Even MORE critical than for traditional banks, for several reasons:
Customer experience is the product:
In service businesses, the quality of client interactions directly determines competitive advantage
AI is rapidly becoming the primary channel for customer engagement (chatbots, virtual assistants, automated service platforms)
Customer expectations are being reset by AI-powered experiences across industries
Operational efficiency directly impacts profitability:
Service businesses are labor-intensive; AI can dramatically reduce costs while improving quality
High-frequency interactions generate massive data that AI can leverage for personalization
Scale is achieved through automation, not just adding headcount
Competitive disruption risk is higher:
AI-native competitors can enter with 10x better economics
Customer switching costs are often low in service industries
First-movers in AI adoption can create significant competitive moats
2. Key qualifications for service-business contexts
The profile shifts somewhat from banking to emphasize:
Customer-centric AI experience:
Track record deploying conversational AI, recommendation systems, or personalization engines
Understanding of customer journey mapping and how AI enhances each touchpoint
Experience with sentiment analysis, voice of customer programs, and feedback loops
Knowledge of AI-driven customer retention and churn prediction
Service operations expertise:
Experience automating service delivery while maintaining quality
Understanding of human-AI collaboration (when to escalate from bot to human)

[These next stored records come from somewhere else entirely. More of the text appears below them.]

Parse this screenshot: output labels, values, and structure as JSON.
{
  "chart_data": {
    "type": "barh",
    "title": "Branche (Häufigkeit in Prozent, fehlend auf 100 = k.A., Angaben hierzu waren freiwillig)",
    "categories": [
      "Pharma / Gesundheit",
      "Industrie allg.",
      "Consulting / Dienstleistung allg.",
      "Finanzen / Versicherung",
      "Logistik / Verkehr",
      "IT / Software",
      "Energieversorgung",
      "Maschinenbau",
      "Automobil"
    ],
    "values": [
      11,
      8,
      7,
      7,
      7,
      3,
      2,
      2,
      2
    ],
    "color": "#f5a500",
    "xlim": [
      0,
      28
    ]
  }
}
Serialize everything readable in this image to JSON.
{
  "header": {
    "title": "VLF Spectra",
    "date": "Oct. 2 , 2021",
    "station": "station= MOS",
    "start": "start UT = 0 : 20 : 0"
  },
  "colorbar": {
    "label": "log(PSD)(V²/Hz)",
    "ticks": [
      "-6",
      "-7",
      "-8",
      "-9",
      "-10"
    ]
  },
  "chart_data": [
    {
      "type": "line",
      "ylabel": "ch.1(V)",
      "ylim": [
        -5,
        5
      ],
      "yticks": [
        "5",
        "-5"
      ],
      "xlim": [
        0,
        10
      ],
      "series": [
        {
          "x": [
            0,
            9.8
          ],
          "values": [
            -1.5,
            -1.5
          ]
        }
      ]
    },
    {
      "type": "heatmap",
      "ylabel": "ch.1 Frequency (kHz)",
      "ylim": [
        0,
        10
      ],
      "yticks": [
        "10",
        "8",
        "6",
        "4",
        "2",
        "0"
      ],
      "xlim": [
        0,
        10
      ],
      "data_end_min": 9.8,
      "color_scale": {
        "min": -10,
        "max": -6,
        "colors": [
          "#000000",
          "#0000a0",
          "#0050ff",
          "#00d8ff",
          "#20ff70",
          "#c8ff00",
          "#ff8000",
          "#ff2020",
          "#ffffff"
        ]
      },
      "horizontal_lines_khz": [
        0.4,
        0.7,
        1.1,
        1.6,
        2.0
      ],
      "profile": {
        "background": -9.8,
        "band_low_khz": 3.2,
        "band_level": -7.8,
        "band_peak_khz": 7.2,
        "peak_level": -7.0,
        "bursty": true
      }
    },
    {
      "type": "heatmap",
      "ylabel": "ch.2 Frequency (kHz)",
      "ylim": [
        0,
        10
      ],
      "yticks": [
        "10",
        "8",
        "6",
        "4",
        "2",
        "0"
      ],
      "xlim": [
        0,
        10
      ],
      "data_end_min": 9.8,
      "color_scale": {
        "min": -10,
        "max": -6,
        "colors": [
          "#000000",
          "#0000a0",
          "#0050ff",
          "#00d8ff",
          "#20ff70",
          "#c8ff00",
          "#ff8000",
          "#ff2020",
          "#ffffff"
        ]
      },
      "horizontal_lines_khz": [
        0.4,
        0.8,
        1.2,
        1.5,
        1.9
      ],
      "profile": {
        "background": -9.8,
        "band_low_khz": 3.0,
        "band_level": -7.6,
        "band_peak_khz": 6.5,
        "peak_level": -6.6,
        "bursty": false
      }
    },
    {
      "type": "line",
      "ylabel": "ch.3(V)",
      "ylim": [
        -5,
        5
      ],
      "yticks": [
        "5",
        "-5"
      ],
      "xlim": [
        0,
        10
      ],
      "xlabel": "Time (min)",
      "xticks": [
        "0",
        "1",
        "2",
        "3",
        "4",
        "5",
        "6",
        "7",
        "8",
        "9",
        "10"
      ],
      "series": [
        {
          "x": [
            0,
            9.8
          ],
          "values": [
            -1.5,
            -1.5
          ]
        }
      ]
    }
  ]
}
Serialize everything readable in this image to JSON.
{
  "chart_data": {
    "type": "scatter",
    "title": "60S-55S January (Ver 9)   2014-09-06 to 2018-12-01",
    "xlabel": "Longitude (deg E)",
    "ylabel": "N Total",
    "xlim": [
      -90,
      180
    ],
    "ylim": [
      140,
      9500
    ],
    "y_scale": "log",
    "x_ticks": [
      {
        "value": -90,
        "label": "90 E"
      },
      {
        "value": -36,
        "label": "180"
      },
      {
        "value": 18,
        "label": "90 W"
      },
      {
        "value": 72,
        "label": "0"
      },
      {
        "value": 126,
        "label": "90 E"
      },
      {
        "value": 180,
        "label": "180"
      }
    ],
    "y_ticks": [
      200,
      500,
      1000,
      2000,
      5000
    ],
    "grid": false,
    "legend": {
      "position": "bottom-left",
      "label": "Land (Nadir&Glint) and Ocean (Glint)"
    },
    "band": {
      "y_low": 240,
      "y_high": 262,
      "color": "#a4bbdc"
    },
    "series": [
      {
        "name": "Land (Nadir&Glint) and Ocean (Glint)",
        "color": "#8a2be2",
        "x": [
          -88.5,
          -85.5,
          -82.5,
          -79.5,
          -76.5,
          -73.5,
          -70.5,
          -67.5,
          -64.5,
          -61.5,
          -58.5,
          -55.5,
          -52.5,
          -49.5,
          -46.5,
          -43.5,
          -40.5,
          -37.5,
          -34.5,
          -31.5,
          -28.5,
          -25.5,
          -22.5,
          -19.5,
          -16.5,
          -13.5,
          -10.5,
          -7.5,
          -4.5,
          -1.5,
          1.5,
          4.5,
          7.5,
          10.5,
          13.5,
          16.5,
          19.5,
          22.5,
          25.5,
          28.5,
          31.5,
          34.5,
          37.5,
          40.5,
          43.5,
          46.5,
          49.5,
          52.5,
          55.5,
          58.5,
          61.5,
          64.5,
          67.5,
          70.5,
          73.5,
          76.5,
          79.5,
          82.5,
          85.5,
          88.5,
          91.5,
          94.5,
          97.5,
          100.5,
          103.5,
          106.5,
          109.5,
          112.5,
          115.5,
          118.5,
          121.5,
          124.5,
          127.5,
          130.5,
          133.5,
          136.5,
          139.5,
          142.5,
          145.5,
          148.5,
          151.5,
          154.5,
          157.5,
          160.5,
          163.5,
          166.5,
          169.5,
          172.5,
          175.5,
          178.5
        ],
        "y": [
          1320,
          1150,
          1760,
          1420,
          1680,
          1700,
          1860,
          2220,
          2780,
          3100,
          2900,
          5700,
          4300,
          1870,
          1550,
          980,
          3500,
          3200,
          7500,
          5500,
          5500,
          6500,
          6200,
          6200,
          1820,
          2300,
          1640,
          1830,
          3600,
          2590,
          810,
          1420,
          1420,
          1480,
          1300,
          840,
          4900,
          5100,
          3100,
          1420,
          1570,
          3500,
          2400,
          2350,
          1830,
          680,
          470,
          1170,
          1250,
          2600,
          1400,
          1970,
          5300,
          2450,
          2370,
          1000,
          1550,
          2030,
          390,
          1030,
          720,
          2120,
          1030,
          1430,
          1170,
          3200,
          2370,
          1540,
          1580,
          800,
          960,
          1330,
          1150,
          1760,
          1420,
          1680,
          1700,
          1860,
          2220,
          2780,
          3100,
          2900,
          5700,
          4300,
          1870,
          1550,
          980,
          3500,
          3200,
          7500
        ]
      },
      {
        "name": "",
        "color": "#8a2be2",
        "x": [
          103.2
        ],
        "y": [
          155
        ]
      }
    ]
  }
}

Knowledge of workforce transformation and reskilling as AI is introduced
Familiarity with service-level agreements (SLAs) in AI contexts
Industry-specific applications: For different service sectors:
Healthcare: Clinical decision support, patient engagement, telehealth AI
Professional services: Knowledge management, document analysis, client intelligence
Hospitality: Dynamic pricing, predictive maintenance, guest personalization
Telecommunications: Network optimization, customer care automation, predictive service
Insurance: Claims automation, underwriting assistance, customer self-service
Practical measurement skills:
Ability to define and track AI ROI in service contexts
Understanding metrics like customer satisfaction (CSAT), Net Promoter Score (NPS), resolution time
Experience with A/B testing and continuous improvement of AI systems
Knowledge of how to balance automation with human touch
Change management and culture:
Experience managing workforce concerns about AI displacement
Track record creating "humans + AI" operating models
Ability to help boards understand cultural shifts required
Communication skills to explain AI strategy to diverse stakeholders
Strategic considerations for the board
A board member/consultant with AI expertise helps address:
Build vs. buy decisions: Should we develop proprietary AI or use third-party solutions?
Data strategy: How do we leverage interaction data while respecting privacy?
Talent competition: How do we attract AI talent competing against tech giants?
Customer trust: How do we maintain trust when AI makes mistakes or shows bias?
Regulatory readiness: How do we prepare for inevitable AI regulation in our sector?
Ideal profile: Former Chief Digital Officer or Chief Customer Officer from a service-intensive company who led successful AI transformation, or a technology executive with deep experience in customer-facing AI applications.
The key difference from banking: while banks need AI expertise primarily for risk and compliance, service businesses need it for competitive survival and growth.